Not just because it is a legal requirement, enshrined in the Autism Act 2009.

Not just because such a significant population is involved: over a million people in England are autistic, both diagnosed and undiagnosed.

Not just because autistic people face unacceptably poor outcomes: so do other groups, although the severity of autistic people’s outcomes stand out.

But because the barriers that hold back autistic people’s lives are specifically related to autism and our systemic failure of autistic people.

Some policies make a difference. Mandatory autism training for healthcare workers is the right approach, and Specialist Autism Teams open up, however temporarily, space for services to genuinely adapt to autistic people’s needs. Many brilliant people - teachers, social workers, health professionals, local commissioners, parents and carers - try to work through or around the system, drawing on imagination, determination and passion to increase the chances of a good outcome.

But helpful and well-intentioned as those policies may be, and wonderful as these people are, this is not enough. Training knowledge and skills without corresponding changes in culture doesn’t have lasting impact. And Specialist Autism Teams are treated as additional expenditure: lose the Team and you lose the space it opens. Without addressing systemic barriers directly, the system closes back down, and things continue as they were.

A National Autism Strategy is not a ‘nice to have’, a box to tick, or a distraction from the ‘real business’ of universal reform. It is not a niche issue in policy.

It is an essential requirement to address the acute inequality and human rights abuses faced by a section of our society with everything to give and every wish to thrive and succeed.

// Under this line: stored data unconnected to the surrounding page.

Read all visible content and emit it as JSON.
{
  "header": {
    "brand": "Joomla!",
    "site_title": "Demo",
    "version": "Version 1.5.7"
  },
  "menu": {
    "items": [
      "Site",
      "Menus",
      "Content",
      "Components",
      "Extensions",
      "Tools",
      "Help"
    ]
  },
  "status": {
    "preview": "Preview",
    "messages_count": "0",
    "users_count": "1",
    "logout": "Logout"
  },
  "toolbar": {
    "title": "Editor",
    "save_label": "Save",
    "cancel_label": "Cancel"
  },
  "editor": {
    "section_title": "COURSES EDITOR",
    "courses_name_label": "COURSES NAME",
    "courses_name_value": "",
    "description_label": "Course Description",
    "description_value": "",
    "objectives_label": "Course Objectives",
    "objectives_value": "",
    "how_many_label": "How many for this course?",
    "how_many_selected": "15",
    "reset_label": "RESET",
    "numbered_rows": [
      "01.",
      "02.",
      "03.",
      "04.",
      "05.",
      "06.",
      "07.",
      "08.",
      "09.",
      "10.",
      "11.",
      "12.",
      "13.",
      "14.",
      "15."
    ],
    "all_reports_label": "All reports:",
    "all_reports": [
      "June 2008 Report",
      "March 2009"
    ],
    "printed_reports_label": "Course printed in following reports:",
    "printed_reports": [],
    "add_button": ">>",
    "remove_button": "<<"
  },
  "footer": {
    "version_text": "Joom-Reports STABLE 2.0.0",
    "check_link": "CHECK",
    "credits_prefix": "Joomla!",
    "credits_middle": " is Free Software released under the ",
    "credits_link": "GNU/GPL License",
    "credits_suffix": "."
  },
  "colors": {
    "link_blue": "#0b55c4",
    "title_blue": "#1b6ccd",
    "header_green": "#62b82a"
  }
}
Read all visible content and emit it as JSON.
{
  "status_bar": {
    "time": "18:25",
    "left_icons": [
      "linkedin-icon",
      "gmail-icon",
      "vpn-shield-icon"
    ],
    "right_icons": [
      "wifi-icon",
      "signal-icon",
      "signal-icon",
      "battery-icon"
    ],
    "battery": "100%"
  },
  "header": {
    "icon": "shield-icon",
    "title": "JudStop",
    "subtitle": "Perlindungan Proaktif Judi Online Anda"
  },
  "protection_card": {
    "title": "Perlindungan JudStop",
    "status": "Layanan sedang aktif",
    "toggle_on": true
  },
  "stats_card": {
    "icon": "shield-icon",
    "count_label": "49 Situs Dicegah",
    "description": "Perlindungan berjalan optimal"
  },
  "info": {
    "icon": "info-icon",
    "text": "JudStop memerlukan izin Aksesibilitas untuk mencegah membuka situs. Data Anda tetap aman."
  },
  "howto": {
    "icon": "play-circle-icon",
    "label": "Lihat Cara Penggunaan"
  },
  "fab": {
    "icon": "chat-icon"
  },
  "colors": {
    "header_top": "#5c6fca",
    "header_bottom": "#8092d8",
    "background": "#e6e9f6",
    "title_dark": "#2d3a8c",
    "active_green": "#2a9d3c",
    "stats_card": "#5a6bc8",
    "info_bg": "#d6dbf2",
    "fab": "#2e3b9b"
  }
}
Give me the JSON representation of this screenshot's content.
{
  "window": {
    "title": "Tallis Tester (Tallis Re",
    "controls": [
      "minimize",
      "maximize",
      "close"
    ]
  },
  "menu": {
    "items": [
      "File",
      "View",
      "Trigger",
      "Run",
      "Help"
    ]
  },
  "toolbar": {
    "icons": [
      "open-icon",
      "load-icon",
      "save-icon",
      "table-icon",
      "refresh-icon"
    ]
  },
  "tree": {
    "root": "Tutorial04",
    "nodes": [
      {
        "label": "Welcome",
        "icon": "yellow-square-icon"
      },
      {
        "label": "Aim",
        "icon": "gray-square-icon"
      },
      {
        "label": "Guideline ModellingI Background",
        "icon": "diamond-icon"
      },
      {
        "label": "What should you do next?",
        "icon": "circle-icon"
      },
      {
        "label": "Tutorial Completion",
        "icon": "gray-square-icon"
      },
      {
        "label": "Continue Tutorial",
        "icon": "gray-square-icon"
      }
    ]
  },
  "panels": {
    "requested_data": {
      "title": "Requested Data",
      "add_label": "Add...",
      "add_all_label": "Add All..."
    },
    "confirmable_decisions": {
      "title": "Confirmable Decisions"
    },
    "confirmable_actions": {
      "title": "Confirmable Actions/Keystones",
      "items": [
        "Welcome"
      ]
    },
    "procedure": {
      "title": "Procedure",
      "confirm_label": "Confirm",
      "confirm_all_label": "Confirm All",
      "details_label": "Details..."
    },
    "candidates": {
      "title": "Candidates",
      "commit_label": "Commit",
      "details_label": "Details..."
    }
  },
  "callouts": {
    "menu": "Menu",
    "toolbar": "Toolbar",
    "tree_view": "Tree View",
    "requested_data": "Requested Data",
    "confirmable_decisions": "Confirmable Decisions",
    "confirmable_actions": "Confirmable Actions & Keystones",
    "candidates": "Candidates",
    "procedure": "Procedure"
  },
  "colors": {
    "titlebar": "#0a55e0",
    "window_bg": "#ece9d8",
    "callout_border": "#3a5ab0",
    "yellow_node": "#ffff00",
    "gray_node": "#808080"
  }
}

It is a mechanism for ensuring specific, deep barriers - in knowledge, understanding and culture - are actually addressed.

It is supported by clear economic evidence that addressing these barriers would drive more cost-effective spending of scarce public funds, and in many cases lead to cost savings.

And reflecting the original rationale for the Autism Act, it is an opportunity to respond to a leading edge of our society’s evolution, creating momentum and support for a bold new approach across policy and universal services, at the point when it is most required. 

Autism is not new, and it is not and has never been, a threat. Intolerance and ignorance of autism, however, is a barrier we cannot afford to ignore.

Focusing just on general reform, however eye-catching it is, may see things improve, but it won’t address the sustained systemic failure of autistic people in education, employment, healthcare and the justice sector. And it won’t deliver the generational moment of change required so desperately across policy and in wider society: a focus on respecting, understanding and meeting need as the basis for better outcomes and a stronger economy.